“Depois de nos levantarmos, Florinda veio até onde eu estava. Pegou no meu braço e andou em volta da sala comigo, enquanto Dom Juan e seus guerreiros falavam com os aprendizes.

Disse que eu não deveria permitir que os acontecimentos daquela noite na ponte me deixassem confuso. Não devia acreditar, como o nagual Juan Matus acreditara numa época, que havia uma passagem física real para o outro eu. A fenda que eu vira era meramente uma construção da intenção deles, criada pela combinação da obsessão de Juan Matus pelas passagens e o bizarro senso de humor de Silvio Manuel; a mistura dos dois produzira a vagina cósmica. Ao que ela soubesse, a passagem de um eu para o outro não era física. A vagina cósmica era uma expressão física do poder dos dois homens de mover a “roda do tempo”.

Explicou que quando ela ou sua réplica falavam em “tempo”, não se referiam ao tempo medido pelo movimento do relógio. O tempo é a essência da atenção, as emanações da Águia são feitas de tempo; e, propriamente, quando se entra em qualquer aspecto do outro eu, trava-se conhecimento com o tempo.

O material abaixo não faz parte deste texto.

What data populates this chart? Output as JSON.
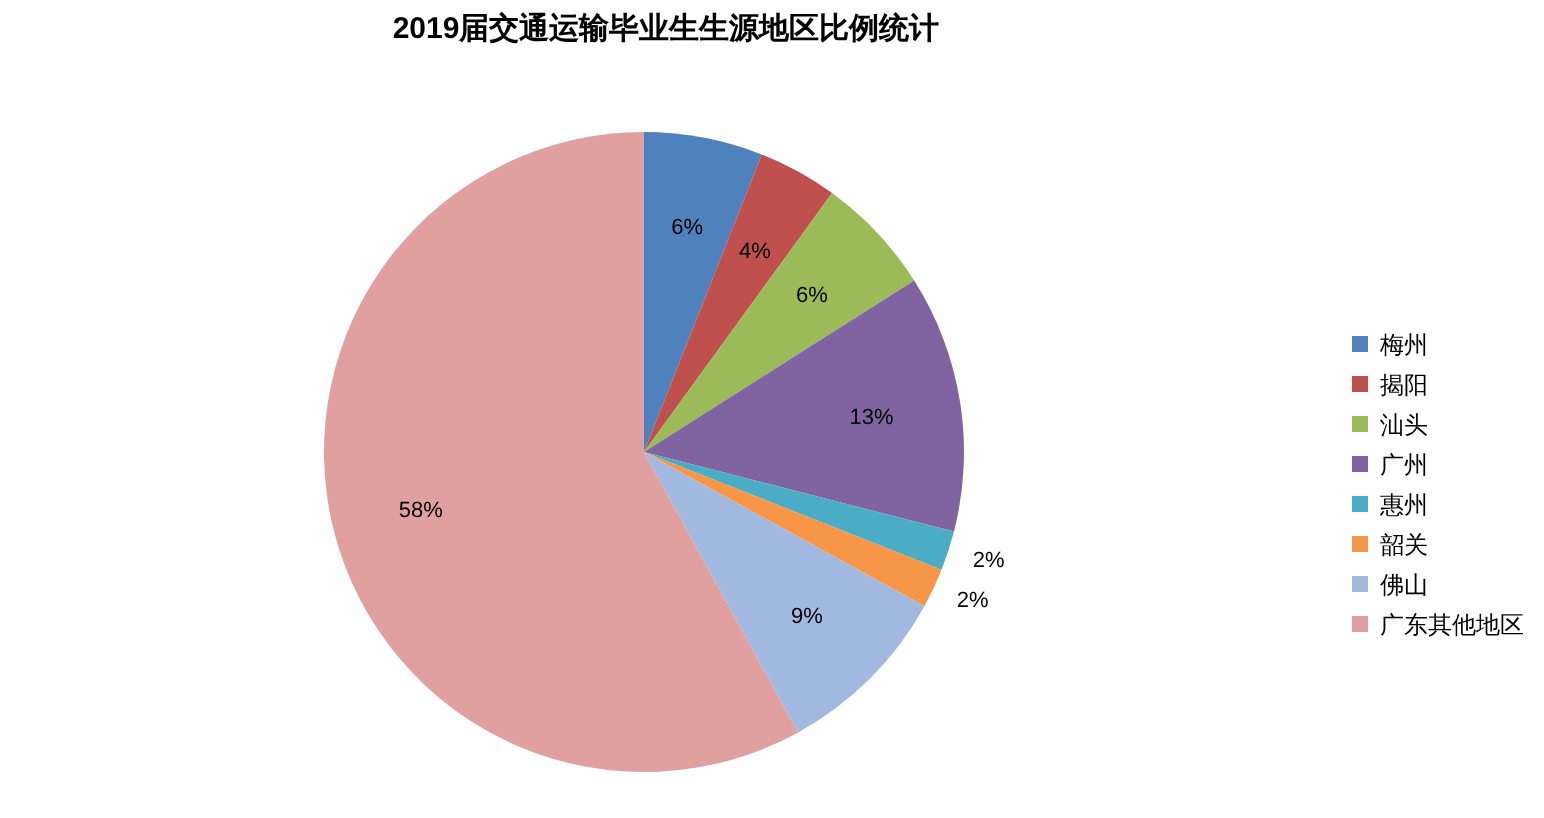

Florinda assegurou-me que naquela mesma noite, enquanto estávamos sentados lá, eles tinham tido sua última chance de ajudar a mim e aos aprendizes a ver a roda do tempo. Disse que a roda do tempo era como um estado de elevada conscientização, parte do outro eu, como a conscientização do lado esquerdo é parte do eu da vida diária, e que podia ser descrita fisicamente como um túnel de comprimento e largura infinitos, com sulcos de reflexão. Cada sulco é infinito, e há um número infinito deles. As criaturas vivas são necessariamente feitas, por força da vida, para olhar para dentro de um sulco. Olhar para dentro dele significa ficar preso a ele, viver nele.

Assegurou-me que o que os guerreiros chamam de “vontade” pertence à roda do tempo. É como o caule de uma parreira, ou um tentáculo intangível que todos nós temos. Disse que o objetivo final de um guerreiro é aprender a focalizá-la na roda do tempo a fim de fazê-la girar. Os guerreiros que conseguem girar a roda do tempo podem olhar para dentro do sulco e tirar dele tudo o que desejarem, como a vagina cósmica, por exemplo. Ficar preso obrigatoriamente num sulco de tempo implica ver as imagens daquele sulco só quando elas retrocedem. Estar livre da força feiticeira desses sulcos significa poder-se olhar nas duas direções, na das imagens que retrocedem e das imagens que se aproximam.

Florinda parou de falar e me abraçou. Cochichou no meu ouvido que voltaria para terminar suas instruções algum dia, quando eu ganhasse a totalidade de mim mesmo.”